2 EDUCAÇÃO INTEGRAL: HISTÓRICO, CONCEPÇÕES E PROPOSTAS.

2.2 Educação Integral: algumas concepções.

Nesta seção pretende-se percorrer os caminhos nos quais a Educação Integral fez-se presente na história da educação brasileira e a importância das concepções que a fundamentaram .

Na primeira metade do século XX, no Brasil, encontram-se várias investidas a favor da Educação Integral, tanto no pensamento quanto nas ações de cunho educativo de católicos, de anarquistas, de integralistas e de educadores como Anísio Teixeira, que tanto defendiam quanto procuravam implantar em instituições escolares em que essa concepção fosse possível. Porém, cabe ressaltar que eram propostas e experiências advindas de matrizes ideológicas bastante diversas e, por vezes, até contraditórias (BRASIL, 2009a).

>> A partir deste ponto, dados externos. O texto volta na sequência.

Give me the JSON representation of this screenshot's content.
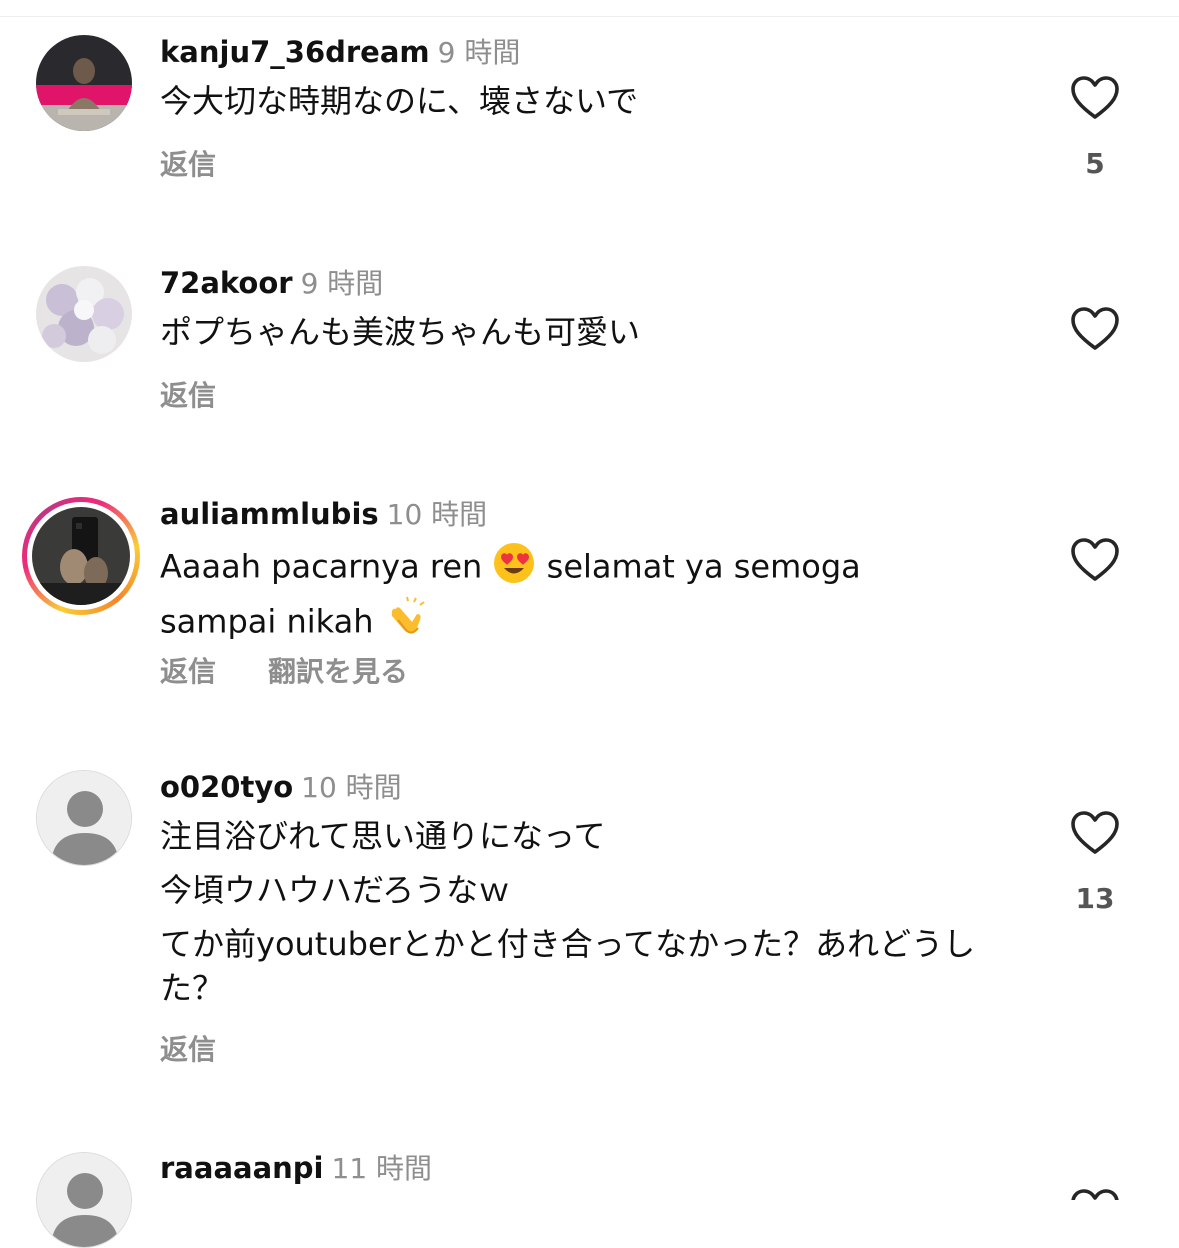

Como forma de compreender o tema Educação Integral, abordar-se-ão neste momento, de forma sintética, a natureza e a concepção da Educação Integral conforme a proposta do PME, que, de acordo com os documentos analisados, declara a intenção de valorizar experiências históricas como inspiração para a Educação Integral na atualidade. Busca-se então, embasamento teórico em leituras de autores que se de dedicam ao tema Educação Integral.

Pinheiro (2009, p.26) mostra que ―o conceito de educação integral foi abordado por diferentes ideologias do pensamento educacional e manifestou-se sob múltiplos viéses‖.

A compreensão da maneira pela qual a concepção de educação integral se desenvolve no Brasil passa obrigatoriamente pelo estudo do pensamento educacional das décadas de 20 e 30 do séc. XX. A educação integral significando uma educação escolar ampliada em suas tarefas sociais e culturais, esteve presente nas propostas das diferentes corrente políticas que foram se delineando naquele período (PINHEIRO, 2009, p.26).

Parte-se da ideia de Educação Integral a partir de teóricos conhecidos como anarquistas. Segundo Gallo (apud Pinheiro, 2009, p.30), anarquismo, no sentido original do termo, é a negação da autoridade instituída. ―O movimento socialista, difundido no Brasil no início do séc. XX, teve como uma de suas correntes e ideias, o Anarquismo‖ (PINHEIRO, 2009, p.29). A disseminação dessas propostas político- ideológicas desenvolveram-se na Europa a partir da Revolução Francesa em oposição à sociedade burguesa, quando os trabalhadores passaram a lutar a fim de conseguir do Estado uma educação que propiciasse melhores condições educacionais.

Assim os partidos políticos, em especial aqueles considerados de esquerda da época, sempre traziam em seus programas propostas para a educação burguesa, além de existir uma gama de sugestões para a realização de uma educação renovadora e até mesmo revolucionaria, surgindo a denominação anarquista (LUCAS, 2008, p.138).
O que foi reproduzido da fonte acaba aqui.